Imagine my disappointment: I took my study-hating butt back to university for a degree in Nutrition Science, studied biochemical reactions in pathophysiology for 3 years, quit sugar and gluten and dairy and booze, learnt meditation, got yoga certified, found and faced some big character villains, recommitted to creativity, bought a vitamix... and then realized I've been missing a MAJOR piece in this proverbial puzzle of "Health" (it's a jigsaw titled Do-Re-Mi, a picture of Julie Andrews and Captain von Trapp frolicking and singing in the Austrian living hills with their seven perfect Kinder).
Intention. Purpose. A mission.
I've heard clever calm folks like Deepak Chopra and a few enlightened priests and self-help authors preach it, but their abstract clichés fell on deaf, lazy ears. I never actually really gave the concept any more thought than: " YAH, I have purpose! I'm going to work tomorrow so that I can afford to buy rent and organic watercress and fancy cheese and those cool blue jeans I pinned so that I'll be happy and likeable and have many friends and a family, and an ego so stroked it has carpet burn. Rise, rinse and repeat, till death does me part. Pursue my posterior, you deep-pocketed messiah-wannabes"
Well. Joke's on me. Here is the bottom line of all this "intention" BS:
You have something unique about you, a natural ability that others view as a 'strength' and when you're nailing it, it feels like a fire in your belly and like you could probably fly if you tried. Doing this thing makes you feel completely authentic and energised and badass, and puts a literal skip in your step.
Not doing it makes you feel stuck, frustrated, bored, out-of-flow, irritable, inferior, misunderstood, depressed, anxious and like you're surviving, not thriving.
Many people are scared of accepting the responsibility of their uniqueness. Because A Big Thing can shake the ground when it crumbles and we're very scared of shaky soil beneath our feet. You can't blame us - we live in a huge, insecure, threatening world and we're taught from a very young age that "everything is dangerous" and "if at first you don't succeed, find an excuse and give up,". Along with "broken things are ugly", "flawless is perfect and commendable, here's a trophy!" and "don't expose your vulnerability because then people will see your cracks and fears and know where to ninja-chop you".

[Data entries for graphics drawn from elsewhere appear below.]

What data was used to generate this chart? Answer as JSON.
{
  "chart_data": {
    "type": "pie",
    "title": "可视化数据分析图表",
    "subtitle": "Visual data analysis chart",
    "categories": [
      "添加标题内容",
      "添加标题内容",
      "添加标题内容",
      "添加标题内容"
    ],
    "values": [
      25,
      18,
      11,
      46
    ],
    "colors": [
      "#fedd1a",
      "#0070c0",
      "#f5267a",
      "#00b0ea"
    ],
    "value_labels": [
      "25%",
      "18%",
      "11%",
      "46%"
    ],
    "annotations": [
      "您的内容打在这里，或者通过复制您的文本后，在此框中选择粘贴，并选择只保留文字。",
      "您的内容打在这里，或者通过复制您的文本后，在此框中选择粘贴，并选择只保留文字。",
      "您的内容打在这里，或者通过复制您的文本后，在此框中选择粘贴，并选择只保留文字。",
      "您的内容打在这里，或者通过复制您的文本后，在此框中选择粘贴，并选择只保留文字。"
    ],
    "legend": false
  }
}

Computer says NO! You MUST absolutely be vulnerable in order to really be happy and healthy. "The courage to be imperfect" as Brené Brown puts it in the best Ted talk in the history of Ever. We must train ourselves to be honest about what we want and brave enough to take massive, scary risks to summit the peaks of our daydreams. We must be ready to fall on our face, repeatedly, and allow people to help us dust off and get back on track.
Cruising in the safe lane sets you up for sadness and sickness and some potentially serious regrets along the way.

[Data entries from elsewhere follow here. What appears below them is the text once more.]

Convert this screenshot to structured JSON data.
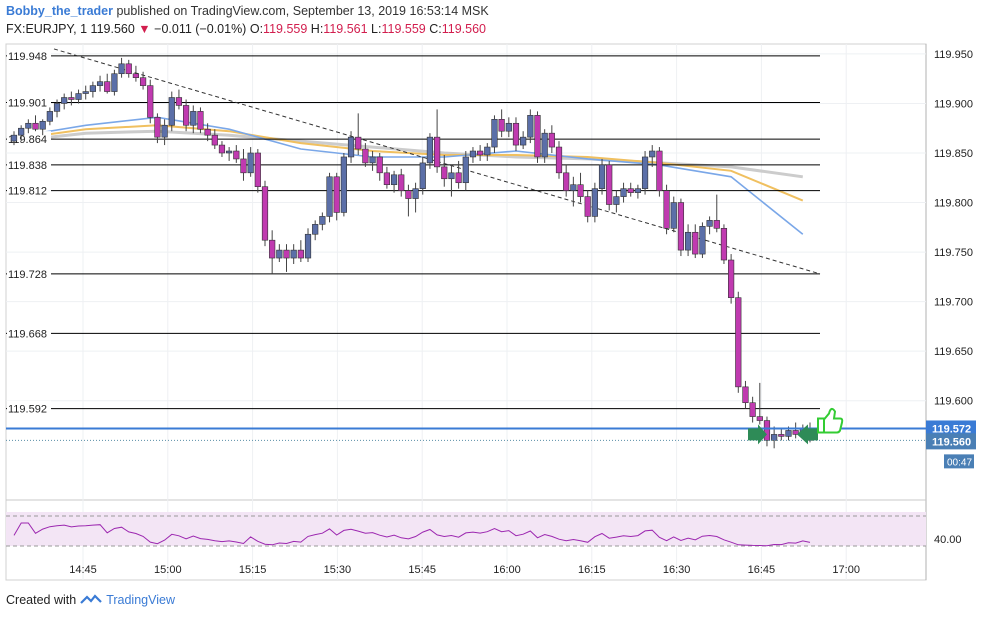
{
  "header": {
    "author": "Bobby_the_trader",
    "published": "published on TradingView.com, September 13, 2019 16:53:14 MSK",
    "symbol": "FX:EURJPY, 1",
    "last": "119.560",
    "change": "−0.011 (−0.01%)",
    "o_label": "O:",
    "o": "119.559",
    "h_label": "H:",
    "h": "119.561",
    "l_label": "L:",
    "l": "119.559",
    "c_label": "C:",
    "c": "119.560"
  },
  "footer": {
    "created_with": "Created with",
    "brand": "TradingView"
  },
  "colors": {
    "bull": "#5b6fa8",
    "bear": "#c03ab0",
    "ma_fast": "#7aa7e8",
    "ma_mid": "#f0c060",
    "ma_slow": "#cccccc",
    "hline": "#000000",
    "price_line": "#3a7bd5",
    "rsi": "#9c27b0",
    "rsi_band": "#f3e5f5",
    "arrow_green": "#2e8b57",
    "thumb": "#33cc33"
  },
  "chart_data": {
    "type": "candlestick",
    "price_axis": {
      "min": 119.52,
      "max": 119.96,
      "ticks": [
        "119.950",
        "119.900",
        "119.850",
        "119.800",
        "119.750",
        "119.700",
        "119.650",
        "119.600"
      ]
    },
    "time_axis": {
      "ticks": [
        "14:45",
        "15:00",
        "15:15",
        "15:30",
        "15:45",
        "16:00",
        "16:15",
        "16:30",
        "16:45",
        "17:00"
      ]
    },
    "levels": [
      "119.948",
      "119.901",
      "119.864",
      "119.838",
      "119.812",
      "119.728",
      "119.668",
      "119.592"
    ],
    "price_tags": {
      "line": "119.572",
      "last": "119.560",
      "countdown": "00:47"
    },
    "trendline": {
      "from": [
        0,
        119.955
      ],
      "to": [
        115,
        119.728
      ]
    },
    "rsi": {
      "tick": "40.00",
      "upper": 70,
      "lower": 30
    },
    "candles": [
      [
        119.862,
        119.872,
        119.858,
        119.868
      ],
      [
        119.868,
        119.878,
        119.862,
        119.875
      ],
      [
        119.875,
        119.884,
        119.87,
        119.88
      ],
      [
        119.88,
        119.888,
        119.872,
        119.874
      ],
      [
        119.874,
        119.884,
        119.868,
        119.882
      ],
      [
        119.882,
        119.896,
        119.878,
        119.892
      ],
      [
        119.892,
        119.904,
        119.886,
        119.9
      ],
      [
        119.9,
        119.91,
        119.894,
        119.906
      ],
      [
        119.906,
        119.912,
        119.898,
        119.904
      ],
      [
        119.904,
        119.914,
        119.9,
        119.91
      ],
      [
        119.91,
        119.918,
        119.904,
        119.912
      ],
      [
        119.912,
        119.922,
        119.906,
        119.918
      ],
      [
        119.918,
        119.928,
        119.912,
        119.922
      ],
      [
        119.922,
        119.93,
        119.91,
        119.912
      ],
      [
        119.912,
        119.934,
        119.908,
        119.93
      ],
      [
        119.93,
        119.946,
        119.926,
        119.94
      ],
      [
        119.94,
        119.944,
        119.926,
        119.93
      ],
      [
        119.93,
        119.938,
        119.922,
        119.926
      ],
      [
        119.926,
        119.932,
        119.914,
        119.918
      ],
      [
        119.918,
        119.924,
        119.88,
        119.886
      ],
      [
        119.886,
        119.89,
        119.86,
        119.866
      ],
      [
        119.866,
        119.884,
        119.858,
        119.878
      ],
      [
        119.878,
        119.912,
        119.872,
        119.906
      ],
      [
        119.906,
        119.914,
        119.894,
        119.898
      ],
      [
        119.898,
        119.904,
        119.872,
        119.878
      ],
      [
        119.878,
        119.898,
        119.87,
        119.892
      ],
      [
        119.892,
        119.896,
        119.87,
        119.874
      ],
      [
        119.874,
        119.88,
        119.862,
        119.868
      ],
      [
        119.868,
        119.874,
        119.854,
        119.858
      ],
      [
        119.858,
        119.862,
        119.846,
        119.85
      ],
      [
        119.85,
        119.856,
        119.842,
        119.852
      ],
      [
        119.852,
        119.858,
        119.84,
        119.844
      ],
      [
        119.844,
        119.854,
        119.822,
        119.83
      ],
      [
        119.83,
        119.856,
        119.826,
        119.85
      ],
      [
        119.85,
        119.854,
        119.81,
        119.816
      ],
      [
        119.816,
        119.822,
        119.756,
        119.762
      ],
      [
        119.762,
        119.772,
        119.728,
        119.744
      ],
      [
        119.744,
        119.758,
        119.74,
        119.752
      ],
      [
        119.752,
        119.758,
        119.73,
        119.744
      ],
      [
        119.744,
        119.758,
        119.738,
        119.752
      ],
      [
        119.752,
        119.762,
        119.74,
        119.744
      ],
      [
        119.744,
        119.774,
        119.74,
        119.768
      ],
      [
        119.768,
        119.782,
        119.762,
        119.778
      ],
      [
        119.778,
        119.79,
        119.772,
        119.786
      ],
      [
        119.786,
        119.83,
        119.78,
        119.826
      ],
      [
        119.826,
        119.83,
        119.782,
        119.79
      ],
      [
        119.79,
        119.85,
        119.786,
        119.846
      ],
      [
        119.846,
        119.872,
        119.84,
        119.866
      ],
      [
        119.866,
        119.89,
        119.848,
        119.854
      ],
      [
        119.854,
        119.86,
        119.836,
        119.84
      ],
      [
        119.84,
        119.852,
        119.832,
        119.846
      ],
      [
        119.846,
        119.85,
        119.822,
        119.83
      ],
      [
        119.83,
        119.836,
        119.814,
        119.818
      ],
      [
        119.818,
        119.832,
        119.81,
        119.828
      ],
      [
        119.828,
        119.834,
        119.806,
        119.812
      ],
      [
        119.812,
        119.818,
        119.786,
        119.804
      ],
      [
        119.804,
        119.82,
        119.79,
        119.814
      ],
      [
        119.814,
        119.846,
        119.808,
        119.84
      ],
      [
        119.84,
        119.87,
        119.834,
        119.866
      ],
      [
        119.866,
        119.894,
        119.83,
        119.836
      ],
      [
        119.836,
        119.848,
        119.816,
        119.824
      ],
      [
        119.824,
        119.838,
        119.806,
        119.83
      ],
      [
        119.83,
        119.842,
        119.814,
        119.82
      ],
      [
        119.82,
        119.852,
        119.812,
        119.846
      ],
      [
        119.846,
        119.856,
        119.84,
        119.852
      ],
      [
        119.852,
        119.858,
        119.842,
        119.848
      ],
      [
        119.848,
        119.86,
        119.842,
        119.856
      ],
      [
        119.856,
        119.888,
        119.85,
        119.884
      ],
      [
        119.884,
        119.894,
        119.866,
        119.872
      ],
      [
        119.872,
        119.886,
        119.866,
        119.88
      ],
      [
        119.88,
        119.886,
        119.852,
        119.858
      ],
      [
        119.858,
        119.872,
        119.854,
        119.866
      ],
      [
        119.866,
        119.894,
        119.86,
        119.888
      ],
      [
        119.888,
        119.892,
        119.84,
        119.846
      ],
      [
        119.846,
        119.874,
        119.84,
        119.87
      ],
      [
        119.87,
        119.878,
        119.85,
        119.856
      ],
      [
        119.856,
        119.862,
        119.824,
        119.83
      ],
      [
        119.83,
        119.838,
        119.806,
        119.812
      ],
      [
        119.812,
        119.826,
        119.796,
        119.818
      ],
      [
        119.818,
        119.83,
        119.8,
        119.806
      ],
      [
        119.806,
        119.812,
        119.78,
        119.786
      ],
      [
        119.786,
        119.82,
        119.78,
        119.814
      ],
      [
        119.814,
        119.844,
        119.808,
        119.838
      ],
      [
        119.838,
        119.842,
        119.792,
        119.798
      ],
      [
        119.798,
        119.812,
        119.79,
        119.806
      ],
      [
        119.806,
        119.82,
        119.8,
        119.814
      ],
      [
        119.814,
        119.82,
        119.806,
        119.81
      ],
      [
        119.81,
        119.818,
        119.804,
        119.814
      ],
      [
        119.814,
        119.852,
        119.808,
        119.846
      ],
      [
        119.846,
        119.858,
        119.836,
        119.852
      ],
      [
        119.852,
        119.856,
        119.806,
        119.812
      ],
      [
        119.812,
        119.818,
        119.768,
        119.774
      ],
      [
        119.774,
        119.806,
        119.77,
        119.8
      ],
      [
        119.8,
        119.804,
        119.746,
        119.752
      ],
      [
        119.752,
        119.778,
        119.746,
        119.77
      ],
      [
        119.77,
        119.778,
        119.744,
        119.748
      ],
      [
        119.748,
        119.78,
        119.744,
        119.776
      ],
      [
        119.776,
        119.786,
        119.768,
        119.782
      ],
      [
        119.782,
        119.808,
        119.77,
        119.774
      ],
      [
        119.774,
        119.778,
        119.738,
        119.742
      ],
      [
        119.742,
        119.748,
        119.698,
        119.704
      ],
      [
        119.704,
        119.71,
        119.608,
        119.614
      ],
      [
        119.614,
        119.62,
        119.592,
        119.598
      ],
      [
        119.598,
        119.604,
        119.578,
        119.584
      ],
      [
        119.584,
        119.618,
        119.576,
        119.58
      ],
      [
        119.58,
        119.584,
        119.554,
        119.56
      ],
      [
        119.56,
        119.574,
        119.552,
        119.566
      ],
      [
        119.566,
        119.572,
        119.56,
        119.564
      ],
      [
        119.564,
        119.574,
        119.56,
        119.57
      ],
      [
        119.57,
        119.578,
        119.562,
        119.566
      ],
      [
        119.566,
        119.576,
        119.562,
        119.572
      ],
      [
        119.572,
        119.578,
        119.558,
        119.56
      ]
    ]
  }
}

The "wannabe messiahs" and purpose-driven peeps with the pudding to prove it, say this is how to find more aligned flow in your life and work:
1. Learn to fit-out
Forget what your parents and teachers and the 'popular' kids have instilled in you all your life. Stop trying so hard to fit in, blend on, camouflage against, lay low, with the status quo. The real bizniz happens when you find and feed what it is that makes you fit OUT. What is odd about you? What do people always thank or compliment you for? If you disappeared from the face of the earth tomorrow, what would be missing? It's okay if the answer seems 'small-scale', roll with it, it probably isn't at all. Take or leave or laugh at this this pro tip, but it's fool-proof effective: Get quiet and comfortable and ask yourself who you are. For 10 minutes. Every day. For the rest of your life.
2. Practice courage
Do small things that scare you, daily. Re-strengthen your gutsy muscle and become braver. The neat thing about this is it's just a matter of literally re-membering: you once belonged to the Fearless Kids club: a group of mini-humans who are curious and race around crashing themselves into all of life without an ounce of worry or whim. Remember how many times you failed and fell over? Was it such a big deal after all?
3. Ask not "what do I need?" but "what needs ME" ?
Service is a bit of a buzz word in the mind-soul-health realm. And again it has to do with your mission, ambition, the thing that drives you on the deepest of deeps. You're not a fony idiot, you need a real reason to get up and give give a sh*t about something every day. The bigger that thing is, the more people it touches, the more passion-driven it is, the more likely you are to be effortlessly motivated to keep going and growing at it. It's okay if you want to keep things 'safe' and make your life one long un-deliberate string of indulged fleeting ego urges, but I think you're smarter than that. Way smarter. And I think you secretly agree. It's a disservice to the world not to share your gifts.
Don't make us wait. The suspense will kill us. And you.
Let's get working on training our courage and vulnerability, with the same reverence that we use for sit-ups and trail runs and vegetable eating.
So long, fare well, auf Wiedersehen goodniiiiiight.